FICA rates and thresholds (2026)
| Item | Value |
|---|---|
| Social Security rate (employee) | 6.2% |
| Social Security wage base (2026) | $184,500 |
| Medicare rate (employee) | 1.5% |
| Additional Medicare tax | 0.9% |
| Additional Medicare threshold (single) | $200,000 |
| Additional Medicare threshold (married) | $250,000 |
Source: SSA & IRS Topic No. 751. Data as of 2026-06-13.
How each tax is calculated
- Federal income tax: taxable income = gross − standard deduction (for your filing status). Marginal brackets are applied band-by-band to that taxable income.

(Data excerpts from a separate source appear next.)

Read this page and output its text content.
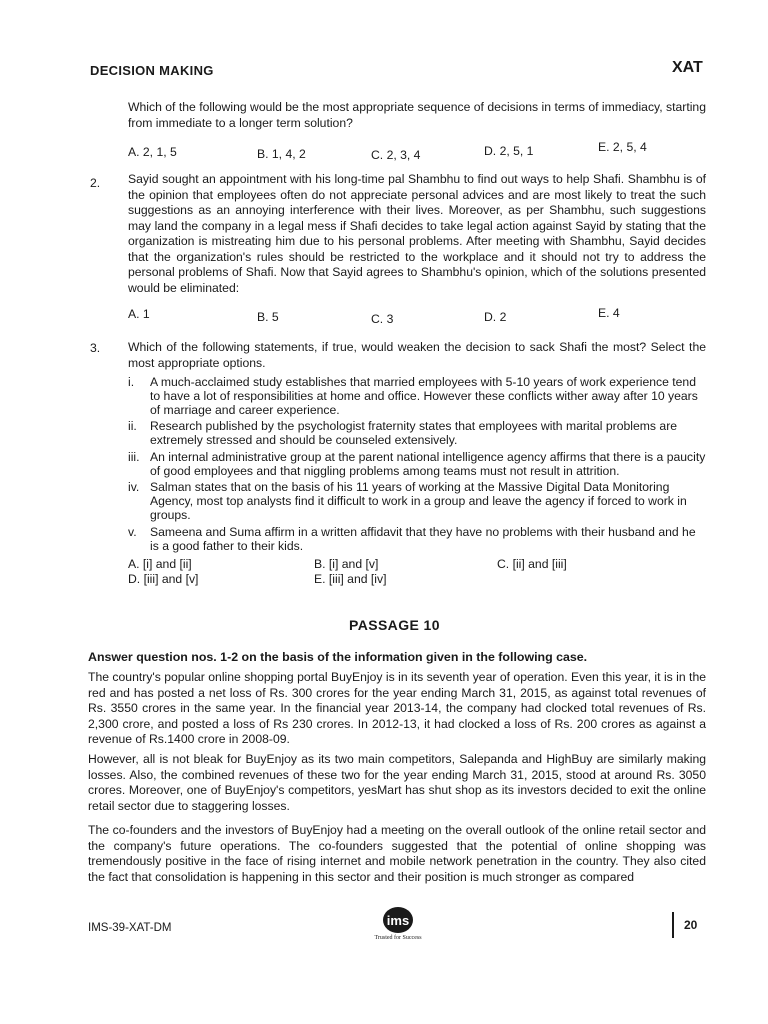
DECISION MAKING	XAT
Which of the following would be the most appropriate sequence of decisions in terms of immediacy, starting from immediate to a longer term solution?
A. 2, 1, 5	B. 1, 4, 2	C. 2, 3, 4	D. 2, 5, 1	E. 2, 5, 4
2. Sayid sought an appointment with his long-time pal Shambhu to find out ways to help Shafi. Shambhu is of the opinion that employees often do not appreciate personal advices and are most likely to treat the such suggestions as an annoying interference with their lives. Moreover, as per Shambhu, such suggestions may land the company in a legal mess if Shafi decides to take legal action against Sayid by stating that the organization is mistreating him due to his personal problems. After meeting with Shambhu, Sayid decides that the organization's rules should be restricted to the workplace and it should not try to address the personal problems of Shafi. Now that Sayid agrees to Shambhu's opinion, which of the solutions presented would be eliminated:
A. 1	B. 5	C. 3	D. 2	E. 4
3. Which of the following statements, if true, would weaken the decision to sack Shafi the most? Select the most appropriate options.
i. A much-acclaimed study establishes that married employees with 5-10 years of work experience tend to have a lot of responsibilities at home and office. However these conflicts wither away after 10 years of marriage and career experience.
ii. Research published by the psychologist fraternity states that employees with marital problems are extremely stressed and should be counseled extensively.
iii. An internal administrative group at the parent national intelligence agency affirms that there is a paucity of good employees and that niggling problems among teams must not result in attrition.
iv. Salman states that on the basis of his 11 years of working at the Massive Digital Data Monitoring Agency, most top analysts find it difficult to work in a group and leave the agency if forced to work in groups.
v. Sameena and Suma affirm in a written affidavit that they have no problems with their husband and he is a good father to their kids.
A. [i] and [ii]	B. [i] and [v]	C. [ii] and [iii]
D. [iii] and [v]	E. [iii] and [iv]
PASSAGE 10
Answer question nos. 1-2 on the basis of the information given in the following case.
The country's popular online shopping portal BuyEnjoy is in its seventh year of operation. Even this year, it is in the red and has posted a net loss of Rs. 300 crores for the year ending March 31, 2015, as against total revenues of Rs. 3550 crores in the same year. In the financial year 2013-14, the company had clocked total revenues of Rs. 2,300 crore, and posted a loss of Rs 230 crores. In 2012-13, it had clocked a loss of Rs. 200 crores as against a revenue of Rs.1400 crore in 2008-09.
However, all is not bleak for BuyEnjoy as its two main competitors, Salepanda and HighBuy are similarly making losses. Also, the combined revenues of these two for the year ending March 31, 2015, stood at around Rs. 3050 crores. Moreover, one of BuyEnjoy's competitors, yesMart has shut shop as its investors decided to exit the online retail sector due to staggering losses.
The co-founders and the investors of BuyEnjoy had a meeting on the overall outlook of the online retail sector and the company's future operations. The co-founders suggested that the potential of online shopping was tremendously positive in the face of rising internet and mobile network penetration in the country. They also cited the fact that consolidation is happening in this sector and their position is much stronger as compared
IMS-39-XAT-DM	ims
Trusted for Success
20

- Social Security: 6.2% of wages up to the $184,500 wage base; nothing above it.
- Medicare: 1.5% on all wages, plus an extra 0.9% on wages above the threshold for your filing status.
- State income tax: no-tax states return $0; flat-tax states apply a single rate (after any state standard deduction or personal exemption); progressive states apply state brackets.
- Net pay: gross − (federal + FICA + state). The effective rate is total tax ÷ gross.
Assumptions and limitations
- Standard deduction only — no itemized deductions.
- Employee-side FICA only — the employer match is not part of your take-home pay.
- No tax credits (Child Tax Credit, EITC, education credits, etc.).
- No pre-tax deductions (401(k), 403(b), HSA, FSA, health-insurance premiums).
- No local or city income taxes (e.g. New York City, many Pennsylvania municipalities).
- Wage income only — no capital gains, self-employment or investment income.
- State income tax figures are the most recent published rates and may lag a mid-year change; always confirm with your state Department of Revenue.
Versioning
Tax rules are stored in src/data/tax-rules-2026.json with a version
field (currently 2026.2). When the IRS, SSA or a state publishes updated figures,
the dataset is re-emitted and the version and "last updated" date are bumped, so every page
rebuilds with consistent numbers.
Limitations
Figures are estimates for general information and may lag the underlying source or contain errors. Always verify against the primary source and consult a qualified tax professional before relying on them. See our disclaimer.